5 HR Questions Small Business Owners Always Ask

As a business owner, you wear a lot of hats. From head chef to chief accountant, it’s likely that human resources tasks are not at the top of your priority list. But proper payroll and employee management are imperative to the success of your business—increase employee retention and satisfaction, and avoid IRS fees by staying up to date on human resources policies and regulations.

Business owners spend on average 25 hours per month searching for HR answers. What would you do to impact your business with 25 extra hours? Our HR advisors field human resources questions from business owners every day. Read on for five HR questions they always see.

1. What are payroll taxes?

On average, 40% of small businesses get fined $845 each year for payroll-tax related issues. Understanding your payroll taxes and how they work can help you avoid incurring fees. Payroll taxes are taxes imposed on employers or employees, usually calculated as a percentage of the salaries or wages that employers pay their staff. The government collects these taxes on a pay-as you-go basis, so avoiding paying these until the end of the year can place a large financial burden on your business. There are different federal, state, and local taxes that may or may not apply to your business—your payroll provider will help you figure out which taxes pertain to your business.

2. How should employee files be organized?

Properly organizing employee files is an important step in ensuring that employee information remains confidential and secure. Depending on the type of business you have, and which benefits you offer, you should organize files into the following buckets for each employee:

  • I-9 File: Store all Employment Eligibility Verification documents (Form I-9s) in a separate master file.
  • Medical File: This file should contain everything related to an employee’s medical history, including health insurance enrollment forms. Keeping employee medical records confidential is required by the Americans with Disabilities Act (ADA), so it is essential to keep these separate from basic personnel files.
  • Personnel File: Organize all items that were a factor in the employee’s hiring, their current employment, and future employment (i.e. resume, application, performance reviews, disciplinary action, etc.) in the Personnel file.
  • Payroll Records File: Retain all the employee’s W-4s and any other payroll-related documents containing the employee’s SSN or other protected information in the important Payroll Records file.
  • Injury File: Keep a file for any employee who is injured while on the job. This file should also contain workers’ compensation claim records and injury reports.

3. Do we pay the minimum wage of the state where our headquarters is located or the state where an employee does the work?

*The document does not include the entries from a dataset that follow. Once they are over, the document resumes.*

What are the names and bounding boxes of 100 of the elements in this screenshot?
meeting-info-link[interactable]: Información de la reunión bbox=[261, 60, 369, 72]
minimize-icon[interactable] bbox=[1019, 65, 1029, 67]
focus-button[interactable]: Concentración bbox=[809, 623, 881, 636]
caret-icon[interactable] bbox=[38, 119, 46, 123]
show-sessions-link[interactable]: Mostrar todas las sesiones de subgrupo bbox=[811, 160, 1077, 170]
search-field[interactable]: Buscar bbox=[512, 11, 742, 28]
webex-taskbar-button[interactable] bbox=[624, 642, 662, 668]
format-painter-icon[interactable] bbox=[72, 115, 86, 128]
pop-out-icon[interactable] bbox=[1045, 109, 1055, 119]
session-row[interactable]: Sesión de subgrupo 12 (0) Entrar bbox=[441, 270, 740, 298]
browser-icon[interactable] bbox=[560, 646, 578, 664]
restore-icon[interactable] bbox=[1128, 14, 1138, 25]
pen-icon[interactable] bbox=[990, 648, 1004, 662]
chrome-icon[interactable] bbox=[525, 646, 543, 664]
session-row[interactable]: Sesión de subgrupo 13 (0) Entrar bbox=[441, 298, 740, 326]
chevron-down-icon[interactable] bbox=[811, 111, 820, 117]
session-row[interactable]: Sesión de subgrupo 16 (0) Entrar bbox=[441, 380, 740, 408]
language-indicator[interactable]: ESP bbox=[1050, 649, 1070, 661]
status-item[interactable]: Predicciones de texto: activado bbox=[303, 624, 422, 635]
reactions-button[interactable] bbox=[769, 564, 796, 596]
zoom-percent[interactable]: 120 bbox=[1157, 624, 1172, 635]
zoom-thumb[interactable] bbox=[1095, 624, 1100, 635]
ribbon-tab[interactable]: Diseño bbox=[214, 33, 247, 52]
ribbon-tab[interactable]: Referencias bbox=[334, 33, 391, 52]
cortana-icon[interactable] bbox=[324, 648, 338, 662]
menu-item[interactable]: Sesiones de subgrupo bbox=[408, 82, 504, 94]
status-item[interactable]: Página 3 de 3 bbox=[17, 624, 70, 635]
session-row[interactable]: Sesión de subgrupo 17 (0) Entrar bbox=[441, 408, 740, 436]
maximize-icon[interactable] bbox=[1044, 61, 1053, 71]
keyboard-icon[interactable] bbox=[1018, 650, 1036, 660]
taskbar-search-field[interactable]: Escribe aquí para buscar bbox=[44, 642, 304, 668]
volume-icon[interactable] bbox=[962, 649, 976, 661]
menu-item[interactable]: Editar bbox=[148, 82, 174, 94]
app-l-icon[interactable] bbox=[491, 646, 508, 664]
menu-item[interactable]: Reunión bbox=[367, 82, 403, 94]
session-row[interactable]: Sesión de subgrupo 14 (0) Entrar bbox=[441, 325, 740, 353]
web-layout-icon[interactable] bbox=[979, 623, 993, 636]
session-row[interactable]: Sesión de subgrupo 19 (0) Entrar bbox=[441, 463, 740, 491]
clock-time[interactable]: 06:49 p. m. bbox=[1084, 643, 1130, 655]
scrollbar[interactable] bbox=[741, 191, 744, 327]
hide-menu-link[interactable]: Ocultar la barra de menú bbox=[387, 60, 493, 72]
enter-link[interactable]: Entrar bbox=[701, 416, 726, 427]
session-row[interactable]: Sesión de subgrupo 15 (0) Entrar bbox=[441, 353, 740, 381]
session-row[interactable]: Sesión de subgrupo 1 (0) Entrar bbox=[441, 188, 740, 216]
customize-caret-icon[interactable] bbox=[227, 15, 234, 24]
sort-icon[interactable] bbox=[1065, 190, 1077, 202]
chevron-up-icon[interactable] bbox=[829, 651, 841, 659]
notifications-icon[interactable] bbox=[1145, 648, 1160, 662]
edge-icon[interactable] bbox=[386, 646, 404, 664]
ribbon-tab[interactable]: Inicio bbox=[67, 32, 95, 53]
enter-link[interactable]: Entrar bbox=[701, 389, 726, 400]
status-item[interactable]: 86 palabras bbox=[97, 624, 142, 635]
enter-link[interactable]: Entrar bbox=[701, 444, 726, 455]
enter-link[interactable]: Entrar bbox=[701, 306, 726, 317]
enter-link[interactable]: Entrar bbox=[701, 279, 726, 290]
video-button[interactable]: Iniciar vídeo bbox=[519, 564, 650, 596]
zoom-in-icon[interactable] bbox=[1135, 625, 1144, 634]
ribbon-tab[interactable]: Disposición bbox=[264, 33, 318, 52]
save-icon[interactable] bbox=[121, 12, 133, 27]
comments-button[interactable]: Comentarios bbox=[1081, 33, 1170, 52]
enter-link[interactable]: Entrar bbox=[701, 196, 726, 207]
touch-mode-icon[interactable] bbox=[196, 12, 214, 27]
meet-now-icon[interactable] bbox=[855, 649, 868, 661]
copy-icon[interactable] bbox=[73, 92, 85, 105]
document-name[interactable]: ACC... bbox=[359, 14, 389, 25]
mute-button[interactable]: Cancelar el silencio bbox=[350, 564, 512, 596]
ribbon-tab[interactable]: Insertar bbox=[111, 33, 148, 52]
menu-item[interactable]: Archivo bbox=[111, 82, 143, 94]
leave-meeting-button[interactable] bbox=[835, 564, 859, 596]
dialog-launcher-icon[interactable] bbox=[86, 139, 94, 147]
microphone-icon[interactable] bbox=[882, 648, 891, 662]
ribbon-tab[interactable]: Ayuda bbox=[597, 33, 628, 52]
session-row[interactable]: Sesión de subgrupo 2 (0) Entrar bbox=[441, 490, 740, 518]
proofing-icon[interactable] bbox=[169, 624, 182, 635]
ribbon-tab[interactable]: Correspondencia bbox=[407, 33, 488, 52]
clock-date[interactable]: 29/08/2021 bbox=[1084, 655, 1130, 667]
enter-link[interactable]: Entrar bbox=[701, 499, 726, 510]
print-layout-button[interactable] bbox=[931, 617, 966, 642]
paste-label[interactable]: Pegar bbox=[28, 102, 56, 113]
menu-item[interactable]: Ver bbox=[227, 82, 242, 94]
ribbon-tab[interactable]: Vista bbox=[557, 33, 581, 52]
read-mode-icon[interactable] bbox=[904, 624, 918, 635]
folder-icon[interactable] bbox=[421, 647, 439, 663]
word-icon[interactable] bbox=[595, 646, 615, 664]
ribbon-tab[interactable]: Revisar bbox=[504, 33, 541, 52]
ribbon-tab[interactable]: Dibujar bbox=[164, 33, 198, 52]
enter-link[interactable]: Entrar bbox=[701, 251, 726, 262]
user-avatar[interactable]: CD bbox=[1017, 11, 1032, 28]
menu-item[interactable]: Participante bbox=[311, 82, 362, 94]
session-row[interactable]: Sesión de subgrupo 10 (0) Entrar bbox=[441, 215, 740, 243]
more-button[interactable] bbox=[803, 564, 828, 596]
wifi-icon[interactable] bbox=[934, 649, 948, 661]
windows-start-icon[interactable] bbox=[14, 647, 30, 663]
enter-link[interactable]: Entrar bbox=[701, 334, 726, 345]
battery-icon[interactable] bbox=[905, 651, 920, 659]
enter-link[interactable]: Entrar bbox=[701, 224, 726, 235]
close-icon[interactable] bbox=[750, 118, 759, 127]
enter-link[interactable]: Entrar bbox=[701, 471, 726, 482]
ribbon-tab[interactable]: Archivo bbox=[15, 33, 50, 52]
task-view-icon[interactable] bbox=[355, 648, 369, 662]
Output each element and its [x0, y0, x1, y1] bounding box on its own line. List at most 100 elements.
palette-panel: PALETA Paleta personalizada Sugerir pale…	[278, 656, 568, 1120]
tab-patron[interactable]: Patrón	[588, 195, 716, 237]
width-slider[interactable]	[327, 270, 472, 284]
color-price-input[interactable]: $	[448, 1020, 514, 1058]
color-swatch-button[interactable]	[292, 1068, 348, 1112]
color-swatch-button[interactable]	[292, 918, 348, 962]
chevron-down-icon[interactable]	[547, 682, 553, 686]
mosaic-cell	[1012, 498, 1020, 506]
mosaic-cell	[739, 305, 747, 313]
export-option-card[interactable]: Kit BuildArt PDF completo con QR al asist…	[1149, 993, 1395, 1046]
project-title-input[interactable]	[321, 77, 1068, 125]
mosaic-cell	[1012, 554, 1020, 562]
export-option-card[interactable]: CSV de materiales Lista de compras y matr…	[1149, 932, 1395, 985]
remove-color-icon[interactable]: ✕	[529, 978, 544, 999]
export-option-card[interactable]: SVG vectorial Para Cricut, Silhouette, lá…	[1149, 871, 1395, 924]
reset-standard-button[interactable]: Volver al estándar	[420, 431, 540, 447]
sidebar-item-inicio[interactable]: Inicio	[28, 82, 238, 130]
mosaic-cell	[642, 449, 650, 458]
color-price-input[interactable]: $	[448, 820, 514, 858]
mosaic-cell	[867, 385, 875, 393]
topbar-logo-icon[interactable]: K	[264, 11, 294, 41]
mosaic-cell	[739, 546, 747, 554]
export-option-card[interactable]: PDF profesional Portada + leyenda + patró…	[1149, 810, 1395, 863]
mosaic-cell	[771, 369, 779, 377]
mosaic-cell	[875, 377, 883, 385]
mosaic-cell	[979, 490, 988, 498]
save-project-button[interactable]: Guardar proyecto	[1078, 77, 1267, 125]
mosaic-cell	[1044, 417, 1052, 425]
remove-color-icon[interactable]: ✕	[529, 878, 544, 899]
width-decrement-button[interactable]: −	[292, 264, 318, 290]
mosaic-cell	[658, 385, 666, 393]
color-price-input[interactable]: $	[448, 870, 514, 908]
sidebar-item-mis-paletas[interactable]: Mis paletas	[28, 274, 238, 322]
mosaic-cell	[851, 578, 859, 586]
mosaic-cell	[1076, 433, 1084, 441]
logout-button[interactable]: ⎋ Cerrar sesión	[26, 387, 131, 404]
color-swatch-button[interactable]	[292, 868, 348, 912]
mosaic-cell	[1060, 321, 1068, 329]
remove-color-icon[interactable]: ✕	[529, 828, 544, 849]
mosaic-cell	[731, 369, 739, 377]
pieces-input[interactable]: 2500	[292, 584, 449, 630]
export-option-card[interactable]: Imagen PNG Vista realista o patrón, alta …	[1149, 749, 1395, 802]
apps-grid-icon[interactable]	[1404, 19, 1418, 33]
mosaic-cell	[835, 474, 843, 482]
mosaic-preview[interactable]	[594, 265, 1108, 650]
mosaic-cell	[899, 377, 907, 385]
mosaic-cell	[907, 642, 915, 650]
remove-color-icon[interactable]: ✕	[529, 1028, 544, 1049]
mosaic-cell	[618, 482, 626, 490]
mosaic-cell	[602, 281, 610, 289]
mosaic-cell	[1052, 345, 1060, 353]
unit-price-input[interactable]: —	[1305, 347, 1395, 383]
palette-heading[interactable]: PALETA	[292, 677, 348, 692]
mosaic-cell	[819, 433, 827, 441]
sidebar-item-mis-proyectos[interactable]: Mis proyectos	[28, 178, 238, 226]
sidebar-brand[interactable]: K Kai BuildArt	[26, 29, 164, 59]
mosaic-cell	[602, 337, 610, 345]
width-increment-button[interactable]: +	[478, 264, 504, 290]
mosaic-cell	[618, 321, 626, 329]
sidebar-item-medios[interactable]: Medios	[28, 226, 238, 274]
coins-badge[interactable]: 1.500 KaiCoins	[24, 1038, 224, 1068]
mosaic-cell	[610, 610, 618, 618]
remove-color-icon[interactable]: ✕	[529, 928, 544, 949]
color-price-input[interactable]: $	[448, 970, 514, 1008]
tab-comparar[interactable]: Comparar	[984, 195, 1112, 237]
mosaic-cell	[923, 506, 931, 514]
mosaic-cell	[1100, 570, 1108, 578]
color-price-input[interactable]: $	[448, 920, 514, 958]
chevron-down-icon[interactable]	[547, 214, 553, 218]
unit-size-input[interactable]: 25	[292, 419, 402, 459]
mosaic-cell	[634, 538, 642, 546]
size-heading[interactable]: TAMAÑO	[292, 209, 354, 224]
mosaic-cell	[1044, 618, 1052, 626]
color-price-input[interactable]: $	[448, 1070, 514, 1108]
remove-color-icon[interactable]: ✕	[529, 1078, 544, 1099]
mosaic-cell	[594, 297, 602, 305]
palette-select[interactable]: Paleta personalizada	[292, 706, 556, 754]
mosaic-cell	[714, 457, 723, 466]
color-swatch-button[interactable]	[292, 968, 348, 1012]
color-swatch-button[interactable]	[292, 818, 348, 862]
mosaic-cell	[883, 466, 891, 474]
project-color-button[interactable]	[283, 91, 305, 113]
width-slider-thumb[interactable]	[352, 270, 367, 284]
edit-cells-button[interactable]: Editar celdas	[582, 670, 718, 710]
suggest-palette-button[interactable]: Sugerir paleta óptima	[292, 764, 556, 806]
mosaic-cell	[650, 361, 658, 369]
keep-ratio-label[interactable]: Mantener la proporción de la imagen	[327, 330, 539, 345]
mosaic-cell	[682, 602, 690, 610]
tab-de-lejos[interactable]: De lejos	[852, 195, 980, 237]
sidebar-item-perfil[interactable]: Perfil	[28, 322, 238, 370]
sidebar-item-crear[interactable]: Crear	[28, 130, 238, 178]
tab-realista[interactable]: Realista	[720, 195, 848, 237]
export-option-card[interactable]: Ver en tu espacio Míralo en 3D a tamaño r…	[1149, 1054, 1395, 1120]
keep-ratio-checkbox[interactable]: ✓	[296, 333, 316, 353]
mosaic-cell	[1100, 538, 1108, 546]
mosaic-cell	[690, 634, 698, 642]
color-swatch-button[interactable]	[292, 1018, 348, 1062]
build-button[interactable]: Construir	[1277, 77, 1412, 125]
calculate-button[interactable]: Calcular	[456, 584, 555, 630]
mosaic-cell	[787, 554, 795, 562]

The average penalty for wage and hour violations is $10,000—staying informed on city and state wage and labor laws is an important step in avoiding hefty payroll fees. When you have many employees working remotely or at worksites in different states, it can be difficult to understand which state minimum wage they should be paid. On top of that, some cities and counties have higher minimum wages than the state requires. Simply put, employees should be paid the minimum wage for the state in which they work, whether that is in a satellite office or their own home. A good rule of thumb with most employment laws is that you should adhere to the law that is most beneficial to the employee.

4. How do we comply with labor law poster requirements with respect to remote employees?

The simplest and safest answer is to mail hard copies of any applicable workplace posters to the remote employees. If you have employees in multiple states, each employee should be sent the required federal posters, plus any applicable to the state where they work.

Alternatively, some employers may also provide these required notices and posters on a company website or intranet that employees can access. However, this is not necessarily compliant with a literal reading of the regulations—many of these laws were written decades before the internet. The safest option is to send these posters to employees to be used as they see fit.

5. Do I need to pay for working interviews and skills assessments?

If you require a candidate to complete a working interview, where you ask the candidate to work alongside a high-performing employee or complete tasks that are of benefit to your organization, you are required to pay them at least minimum wage. The benefit of a working interview is that you can evaluate the candidate’s skills within a real-life working environment. The downside, however, is that you need to have the candidate complete an I-9 and W-4 prior to the working interview.

In contrast, skills testing does not require compensation. During a skills assessment, the employer sets up an assessment, different from the work done in the organization, that tests whether the candidate has the skills required to do the job. Some examples of acceptable unpaid skills tests are writing samples, cognitive skills assessments, or other small tasks associated with the type of work the candidate would perform if hired.

Human resources is one of the most complicated aspects of running a small business. Employee salaries and benefits are likely a large part of your operating expenses, and unforeseen fines for noncompliance can be detrimental to the financial health of your business. With regulations and policies constantly changing, leveraging HR support can not only save you time and money, but add additional value and increase employee retention.